If that is the case, your daughter is either being controlled to a large degree by the partner, or her amazing childhood has made her a bit spoiled.

This may not be the reason for their cold shoulders, but it stands out to me.

BMW6 · 02/11/2025 11:56

I think you should take up a hobby or evening classes in subjects that really interest you, because I fear you're going to be disappointed in your wish to be more involved in their lives.

Good luck

Daisymay8 · 03/11/2025 06:37

I would say that not allowing anyone to visit new baby is weird as the Mum usually wants to show them off though maybe not just post birth.
I suspect the partner is trying to push you out but imo he will change is opinion when he sees how much hard work it is bringing up a child - unless he is some unusual husband who happily has his night's sleep broken and is happy standing around in parks and indoor play areas. Of course he may expect your DD to do it all but make sure you are interested - in pics of baby, how baby is doing.
Any chance you could change your hours so you have a day or afternoon off to look after baby, it looks like they are happy for you to save them money.
I don't see your former relationship with your DD returning but I'm sure they will be happy for you to babysit or take the child out in the future, also there will probably be more babies in the future when you might work fewer hours,

KylieKangaroo · 03/11/2025 09:11

3 weeks is a long time to not allow anyone to visit. I don't know what you can do other than keep showing up for her and keep initiating contact and hope things change

WhatNoRaisins · 03/11/2025 09:56

Some mothers are more unwell post birth than others and I think unfortunately the "equal grandparents" trend pushes some of them into not getting support from their own mothers until they also feel able to receive visits from their in laws. I'd allow some grace here.
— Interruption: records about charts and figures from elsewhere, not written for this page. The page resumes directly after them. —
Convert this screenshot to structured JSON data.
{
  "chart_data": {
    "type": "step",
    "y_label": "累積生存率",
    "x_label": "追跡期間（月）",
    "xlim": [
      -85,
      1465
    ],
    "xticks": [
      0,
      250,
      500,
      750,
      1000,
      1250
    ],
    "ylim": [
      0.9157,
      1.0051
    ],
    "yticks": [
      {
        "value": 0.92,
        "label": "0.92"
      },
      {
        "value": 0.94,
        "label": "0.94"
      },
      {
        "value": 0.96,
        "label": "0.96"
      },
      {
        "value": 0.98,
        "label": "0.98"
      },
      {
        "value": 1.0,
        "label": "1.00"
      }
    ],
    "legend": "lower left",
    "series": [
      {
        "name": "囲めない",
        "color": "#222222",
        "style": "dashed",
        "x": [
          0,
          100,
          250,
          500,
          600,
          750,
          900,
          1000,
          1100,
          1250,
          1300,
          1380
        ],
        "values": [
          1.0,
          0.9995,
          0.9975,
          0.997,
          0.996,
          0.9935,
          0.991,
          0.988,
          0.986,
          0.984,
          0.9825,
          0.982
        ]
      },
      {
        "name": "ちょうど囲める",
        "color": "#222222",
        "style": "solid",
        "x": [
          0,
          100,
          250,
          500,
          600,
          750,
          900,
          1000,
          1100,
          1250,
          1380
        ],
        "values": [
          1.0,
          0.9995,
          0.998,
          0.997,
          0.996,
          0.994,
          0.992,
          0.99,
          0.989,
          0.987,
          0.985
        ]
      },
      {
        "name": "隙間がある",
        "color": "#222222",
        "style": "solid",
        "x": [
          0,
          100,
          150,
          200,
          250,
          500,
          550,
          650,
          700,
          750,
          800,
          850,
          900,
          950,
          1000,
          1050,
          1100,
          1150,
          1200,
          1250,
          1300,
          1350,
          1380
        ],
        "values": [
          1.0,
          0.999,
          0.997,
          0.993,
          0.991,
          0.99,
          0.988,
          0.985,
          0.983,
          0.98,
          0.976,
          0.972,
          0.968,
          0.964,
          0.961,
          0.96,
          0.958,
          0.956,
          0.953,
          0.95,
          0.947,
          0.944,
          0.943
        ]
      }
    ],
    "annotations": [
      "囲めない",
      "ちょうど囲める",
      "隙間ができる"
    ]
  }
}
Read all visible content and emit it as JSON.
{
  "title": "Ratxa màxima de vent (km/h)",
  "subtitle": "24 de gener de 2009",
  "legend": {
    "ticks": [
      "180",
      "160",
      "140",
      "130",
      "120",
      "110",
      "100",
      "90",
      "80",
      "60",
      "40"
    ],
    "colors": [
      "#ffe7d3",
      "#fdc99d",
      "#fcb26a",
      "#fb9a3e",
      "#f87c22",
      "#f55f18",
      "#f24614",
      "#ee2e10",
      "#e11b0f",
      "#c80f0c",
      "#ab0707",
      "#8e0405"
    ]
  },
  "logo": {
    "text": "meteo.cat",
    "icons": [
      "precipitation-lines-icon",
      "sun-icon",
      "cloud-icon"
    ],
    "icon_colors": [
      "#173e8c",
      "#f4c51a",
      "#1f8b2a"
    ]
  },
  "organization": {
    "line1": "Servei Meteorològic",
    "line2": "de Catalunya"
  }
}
DrinkFeckArseBrick · 03/11/2025 10:45

Hi OP

This sounds really difficult. It could be driven by her partner, some people have an idea that they should focus on their 'little family' after children - you see it in threads on here that are quite poralised by things like Christmas, where some people have an attitude of the more the merrier, they love spending time with wider family etc and others are happy to leave an elderly relative on their own, even though they all get on etc, because they want to really focus on spending time just on their own family.

You have mentioned 'children' though and then talk about your daughter, how is your relationship with your other child?